Mark E. Orazem, Ph.D., a Distinguished Professor and the Dr. and Mrs. Frederick C. Edie Professor at the University of Florida Department of Chemical Engineering, is participating in a virtual workshop on Laboratory and Field Geotechnical Characterization for Improved Steel Corrosion Modeling on March 9-10, 2021. The workshop is organized by the National Academies of Sciences, Engineering, and Medicine.
“I plan to discuss our efforts to model the cathodic protection of pipelines and the use of impedance spectroscopy to explore the properties of the steel-soil interface,” said Dr. Orazem. “I am honored to be asked to participate.”
Dr. Orazem will contribute to the National Academies’ study of field, laboratory, and modeling methods for characterizing corrosion of steel buried in earth materials and knowledge of new developments in the prediction and monitoring of corrosion of steel in earth applications and environments.

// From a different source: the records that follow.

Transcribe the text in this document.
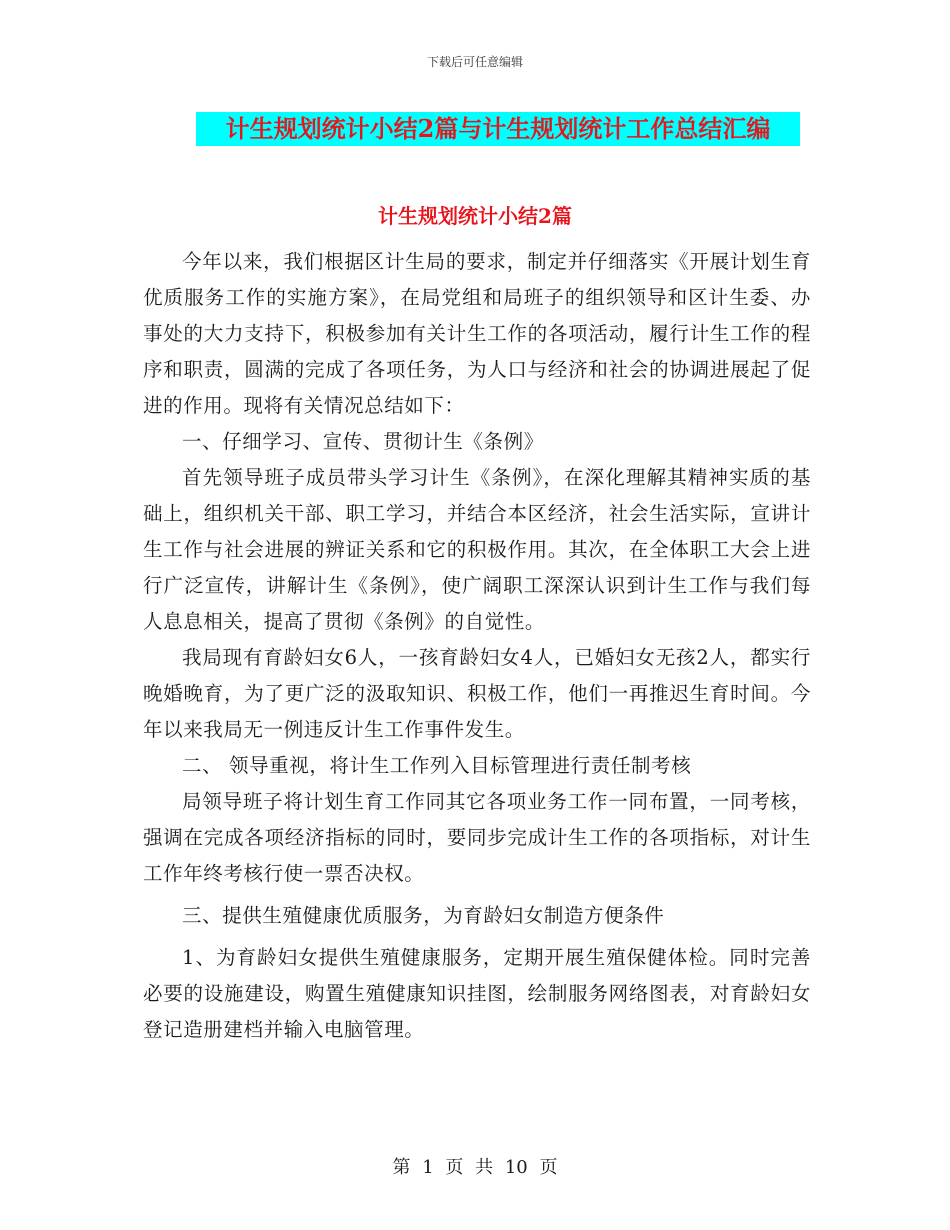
下载后可任意编辑
计生规划统计小结2篇与计生规划统计工作总结汇编
计生规划统计小结2篇

今年以来，我们根据区计生局的要求，制定并仔细落实《开展计划生育优质服务工作的实施方案》，在局党组和局班子的组织领导和区计生委、办事处的大力支持下，积极参加有关计生工作的各项活动，履行计生工作的程序和职责，圆满的完成了各项任务，为人口与经济和社会的协调进展起了促进的作用。现将有关情况总结如下：

一、仔细学习、宣传、贯彻计生《条例》

首先领导班子成员带头学习计生《条例》，在深化理解其精神实质的基础上，组织机关干部、职工学习，并结合本区经济，社会生活实际，宣讲计生工作与社会进展的辨证关系和它的积极作用。其次，在全体职工大会上进行广泛宣传，讲解计生《条例》，使广阔职工深深认识到计生工作与我们每人息息相关，提高了贯彻《条例》的自觉性。

我局现有育龄妇女6人，一孩育龄妇女4人，已婚妇女无孩2人，都实行晚婚晚育，为了更广泛的汲取知识、积极工作，他们一再推迟生育时间。今年以来我局无一例违反计生工作事件发生。

二、 领导重视，将计生工作列入目标管理进行责任制考核

局领导班子将计划生育工作同其它各项业务工作一同布置，一同考核，强调在完成各项经济指标的同时，要同步完成计生工作的各项指标，对计生工作年终考核行使一票否决权。

三、提供生殖健康优质服务，为育龄妇女制造方便条件

1、为育龄妇女提供生殖健康服务，定期开展生殖保健体检。同时完善必要的设施建设，购置生殖健康知识挂图，绘制服务网络图表，对育龄妇女登记造册建档并输入电脑管理。

第 1 页 共 10 页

Dr. Orazem is a Fellow of both the Electrochemical Society and the International Society of Electrochemistry, and he served as President of the International Society of Electrochemistry in 2011-2013. He has over 210 refereed publications and has co-authored, with Bernard Tribollet of the CNRS in Paris, a textbook entitled Electrochemical Impedance Spectroscopy. This book, published by Wiley in 2008, was translated into Chinese and published by Chemical Industry Press in 2014. The second edition was published in 2017, and the Chinese translation is in preparation. His edited book on Underground Pipeline Corrosion was published by Woodhead Publishing in 2014. Dr. Orazem and his student Douglas Riemer developed a boundary-element model for the cathodic protection of pipelines that can account for interactions between pipelines and CP systems. Dr. Orazem and his student Christopher Alexander explored the use of indirect impedance measurements to detect corrosion of post-tensioned tendons in segmentally constructed bridges. In 2012, Dr. Orazem received the Henry B. Linford Award of the Electrochemical Society. With his co-author Bernard Tribollet, Dr. Orazem is a 2019 recipient of the Claude Gabrielli Award for contributions to electrochemical impedance spectroscopy.